Ex uno plures: Splitting One Model into an Ensemble of Subnetworks
This addresses the problem of improving ensemble performance and uncertainty calibration in deep learning for practitioners, offering a more efficient alternative to compute-intensive methods.
The paper tackled the performance gap between Monte Carlo dropout and deep ensembles by proposing a method to split a single model into an ensemble of independently trained subnetworks, achieving accuracy and uncertainty estimates comparable to deep ensembles with computational efficiency similar to MC dropout, as demonstrated on datasets like CIFAR10/100, CUB200, and Tiny-Imagenet.

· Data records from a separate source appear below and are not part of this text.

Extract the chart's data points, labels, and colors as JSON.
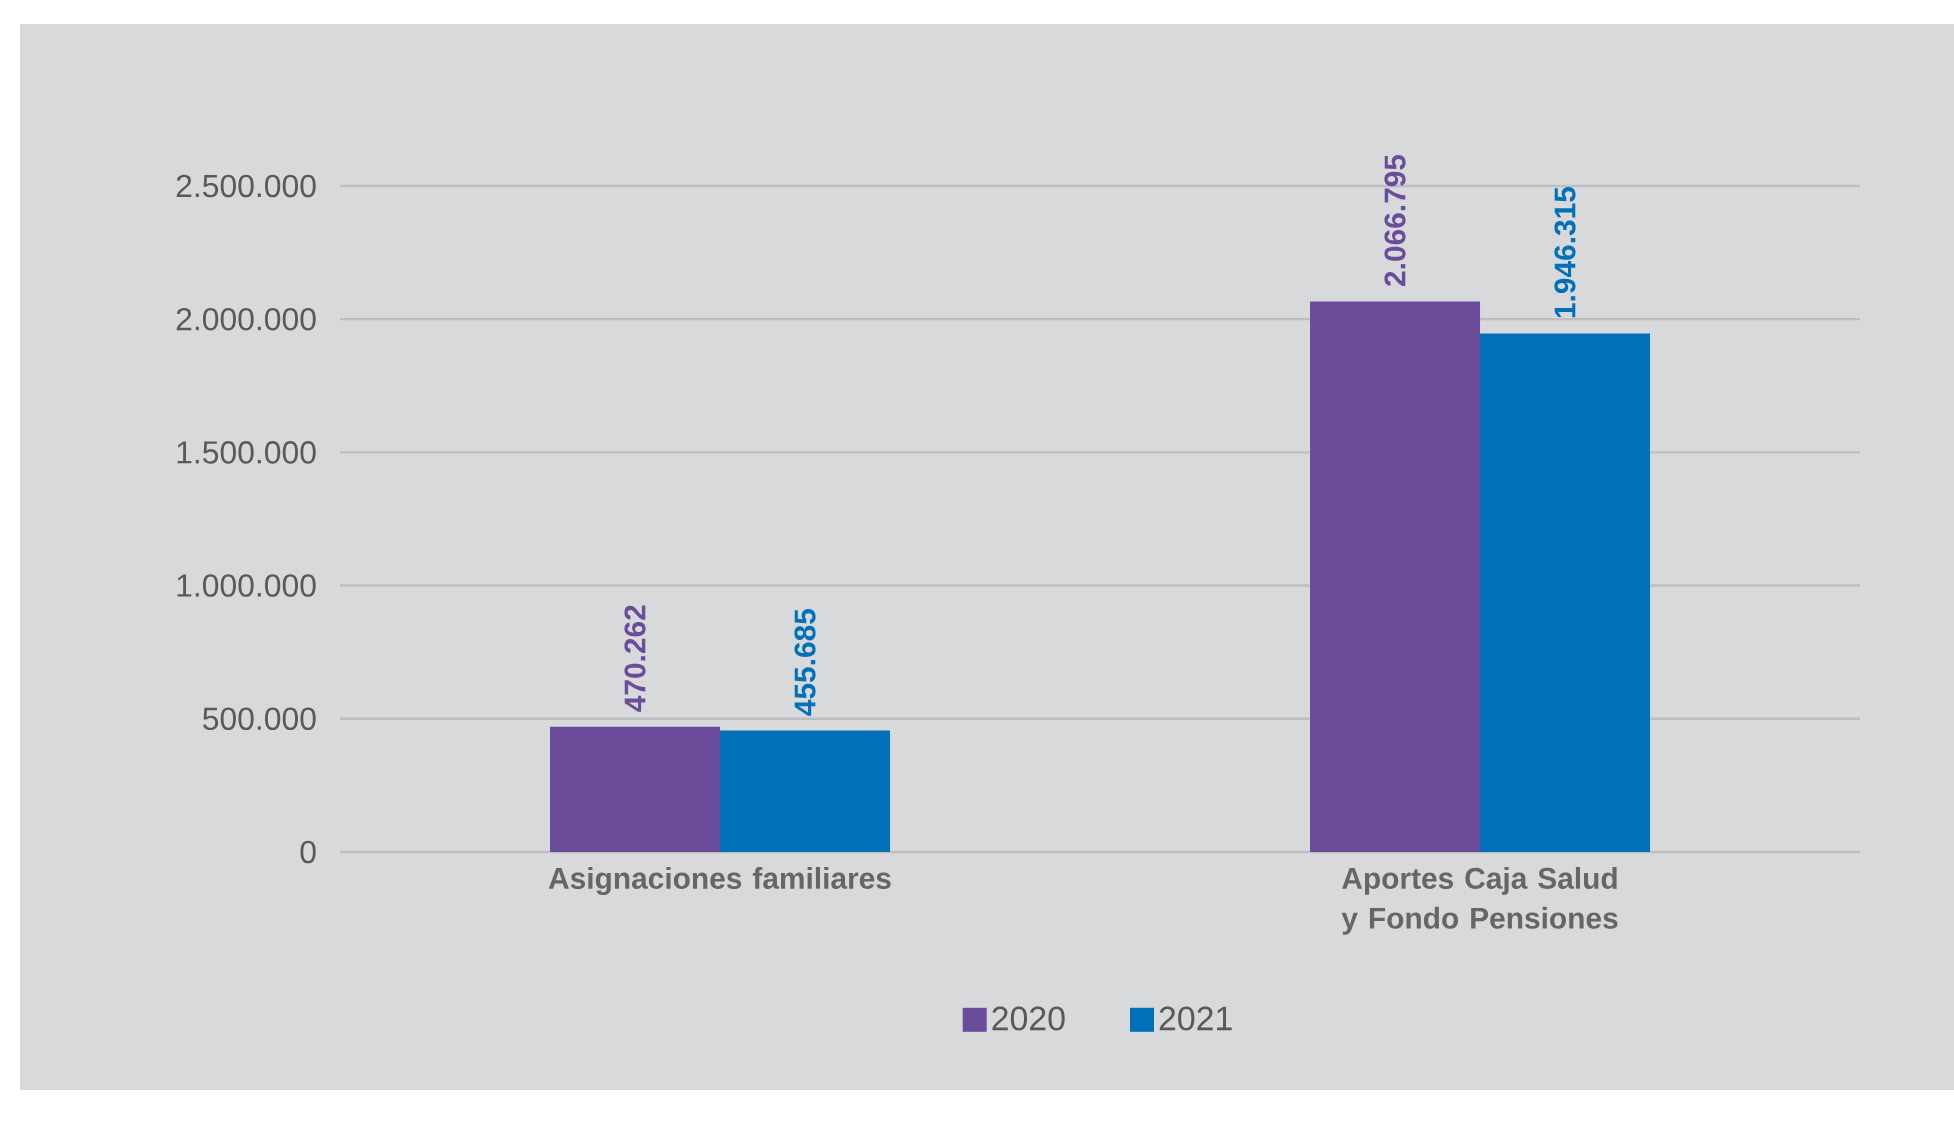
{
  "chart_data": {
    "type": "bar",
    "categories": [
      "Asignaciones familiares",
      "Aportes Caja Salud y Fondo Pensiones"
    ],
    "series": [
      {
        "name": "2020",
        "color": "#6b4c9a",
        "values": [
          470262,
          2066795
        ],
        "value_labels": [
          "470.262",
          "2.066.795"
        ]
      },
      {
        "name": "2021",
        "color": "#0071b8",
        "values": [
          455685,
          1946315
        ],
        "value_labels": [
          "455.685",
          "1.946.315"
        ]
      }
    ],
    "ylim": [
      0,
      2500000
    ],
    "yticks": [
      {
        "value": 0,
        "label": "0"
      },
      {
        "value": 500000,
        "label": "500.000"
      },
      {
        "value": 1000000,
        "label": "1.000.000"
      },
      {
        "value": 1500000,
        "label": "1.500.000"
      },
      {
        "value": 2000000,
        "label": "2.000.000"
      },
      {
        "value": 2500000,
        "label": "2.500.000"
      }
    ],
    "grid": "y",
    "legend": "bottom"
  }
}
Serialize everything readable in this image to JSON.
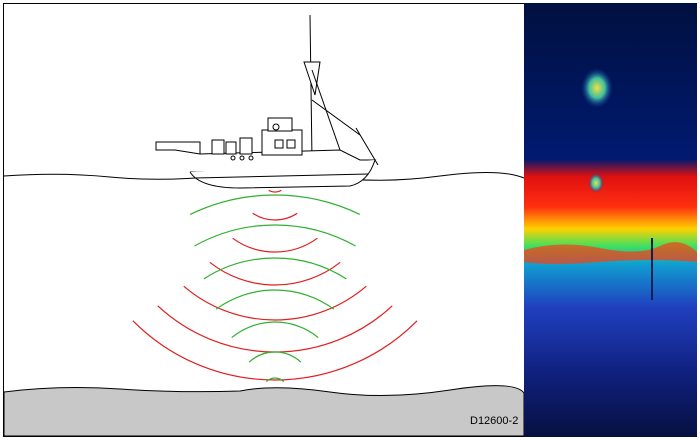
{
  "figure_id": "D12600-2"
}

Monte Carlo (MC) dropout is a simple and efficient ensembling method that can improve the accuracy and confidence calibration of high-capacity deep neural network models. However, MC dropout is not as effective as more compute-intensive methods such as deep ensembles. This performance gap can be attributed to the relatively poor quality of individual models in the MC dropout ensemble and their lack of diversity. These issues can in turn be traced back to the coupled training and substantial parameter sharing of the dropout models. Motivated by this perspective, we propose a strategy to compute an ensemble of subnetworks, each corresponding to a non-overlapping dropout mask computed via a pruning strategy and trained independently. We show that the proposed subnetwork ensembling method can perform as well as standard deep ensembles in both accuracy and uncertainty estimates, yet with a computational efficiency similar to MC dropout. Lastly, using several computer vision datasets like CIFAR10/100, CUB200, and Tiny-Imagenet, we experimentally demonstrate that subnetwork ensembling also consistently outperforms recently proposed approaches that efficiently ensemble neural networks.